Je me souviens fort bien que pendant que Jeanne habitait la tour du Couldray, des personnes de qualité vinrent pendant plusieurs jours s’entretenir avec elle. Je ne sais ce qu’elle  faisaient ou disaient. Toujours en les voyant entrer, je me retirais.

 Vers le même temps et dans cette même tour où j’étais avec elle, je vis maintes fois Jeanne à genoux. Elle paraissait en prières mais je n’entendais pas bien ce qu’elle disait.
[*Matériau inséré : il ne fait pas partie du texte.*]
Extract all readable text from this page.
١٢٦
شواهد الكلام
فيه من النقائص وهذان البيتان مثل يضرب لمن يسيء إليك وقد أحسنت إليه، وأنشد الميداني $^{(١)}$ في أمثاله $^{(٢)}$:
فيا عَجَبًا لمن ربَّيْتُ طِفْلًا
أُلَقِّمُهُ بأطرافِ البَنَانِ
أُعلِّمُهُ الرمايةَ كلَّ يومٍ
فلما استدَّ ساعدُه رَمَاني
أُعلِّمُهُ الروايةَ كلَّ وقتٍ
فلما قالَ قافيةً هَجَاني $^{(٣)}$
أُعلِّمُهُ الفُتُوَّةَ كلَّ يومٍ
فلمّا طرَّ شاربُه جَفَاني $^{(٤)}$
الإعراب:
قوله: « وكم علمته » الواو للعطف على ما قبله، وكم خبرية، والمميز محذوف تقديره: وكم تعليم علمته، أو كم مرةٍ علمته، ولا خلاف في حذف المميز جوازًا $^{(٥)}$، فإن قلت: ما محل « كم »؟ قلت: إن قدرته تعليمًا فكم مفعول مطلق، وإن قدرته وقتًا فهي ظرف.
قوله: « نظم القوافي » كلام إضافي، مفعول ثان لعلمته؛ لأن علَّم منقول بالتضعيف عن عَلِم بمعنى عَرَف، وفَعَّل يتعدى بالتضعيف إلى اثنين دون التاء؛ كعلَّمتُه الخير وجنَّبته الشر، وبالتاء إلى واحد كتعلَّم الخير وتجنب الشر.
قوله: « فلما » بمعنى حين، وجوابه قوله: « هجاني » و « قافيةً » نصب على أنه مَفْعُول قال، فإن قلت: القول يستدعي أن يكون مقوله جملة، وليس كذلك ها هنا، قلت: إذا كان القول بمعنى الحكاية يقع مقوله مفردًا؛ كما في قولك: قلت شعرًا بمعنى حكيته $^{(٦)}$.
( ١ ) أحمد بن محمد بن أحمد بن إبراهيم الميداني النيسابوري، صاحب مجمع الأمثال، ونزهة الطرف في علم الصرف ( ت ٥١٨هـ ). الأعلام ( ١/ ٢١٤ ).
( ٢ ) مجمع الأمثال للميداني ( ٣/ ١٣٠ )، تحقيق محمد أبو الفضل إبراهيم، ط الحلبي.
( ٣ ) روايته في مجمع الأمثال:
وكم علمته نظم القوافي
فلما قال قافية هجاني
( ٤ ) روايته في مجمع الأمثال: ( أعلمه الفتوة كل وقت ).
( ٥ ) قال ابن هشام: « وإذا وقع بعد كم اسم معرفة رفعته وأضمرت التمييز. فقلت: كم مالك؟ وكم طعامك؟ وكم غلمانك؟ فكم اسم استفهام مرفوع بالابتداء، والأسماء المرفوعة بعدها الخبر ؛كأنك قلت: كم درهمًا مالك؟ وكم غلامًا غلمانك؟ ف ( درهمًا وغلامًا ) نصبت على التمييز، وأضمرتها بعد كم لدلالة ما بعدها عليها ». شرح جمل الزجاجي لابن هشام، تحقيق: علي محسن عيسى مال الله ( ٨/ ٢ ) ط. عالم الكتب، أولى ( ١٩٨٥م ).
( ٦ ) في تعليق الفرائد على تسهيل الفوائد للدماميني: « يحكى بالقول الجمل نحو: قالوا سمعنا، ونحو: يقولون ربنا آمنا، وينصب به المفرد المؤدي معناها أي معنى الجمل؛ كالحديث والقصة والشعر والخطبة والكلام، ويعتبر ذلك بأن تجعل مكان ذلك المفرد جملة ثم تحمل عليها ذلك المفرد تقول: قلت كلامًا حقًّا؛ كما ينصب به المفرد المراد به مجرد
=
Assez souvent elle pleurait.

 

Déposition de frère Jean Pasquerel, aumônier de Jeanne.

Au moment où Jeanne entrait au château de Chinon pour aller parler au roi, un cavalier se mit à dire : « N’est-ce pas là la Pucelle ? Jarnidieu ! si je l’avais une nuit, je ne la rendrais pas telle que je l’aurais prise. —Ha! lui dit Jeanne, en nom Dieu, tu le renies et tu es si près de la mort I » Moins d’une heure après cet homme tomba dans l’eau et se noya. Je tiens ce fait de la bouche de Jeanne et de plusieurs autres personnes qui déclaraient avoir été présentes.

Le seigneur comte de Vendôme introduisit Jeanne dans la chambre du roi. Le roi l’apercevant lui demanda son nom. Elle dit: « Gentil dauphin, j’ai nom Jeanne la Pucelle, et vous mande le Roi des cieux par moi que vous serez sacré et couronné à Reims, et que vous serez le lieutenant du Roi des cieux qui est roi de France. » Après beaucoup de questions du roi, Jeanne reprit: « Je te dis de la part de messire que tu es vrai héritier de France et fils du roi, et il m’envoie à toi pour te conduire à Reims afin que tu y reçoives ton couronnement et ton sacre, si tu en as la volonté. »

A la suite de cet entretien, le roi dit à son entourage que Jeanne lui avait parlé de certaines choses secrètes que nul ne savait ni ne pouvait savoir hormis Dieu, et qu’ainsi il avait bien confiance en elle.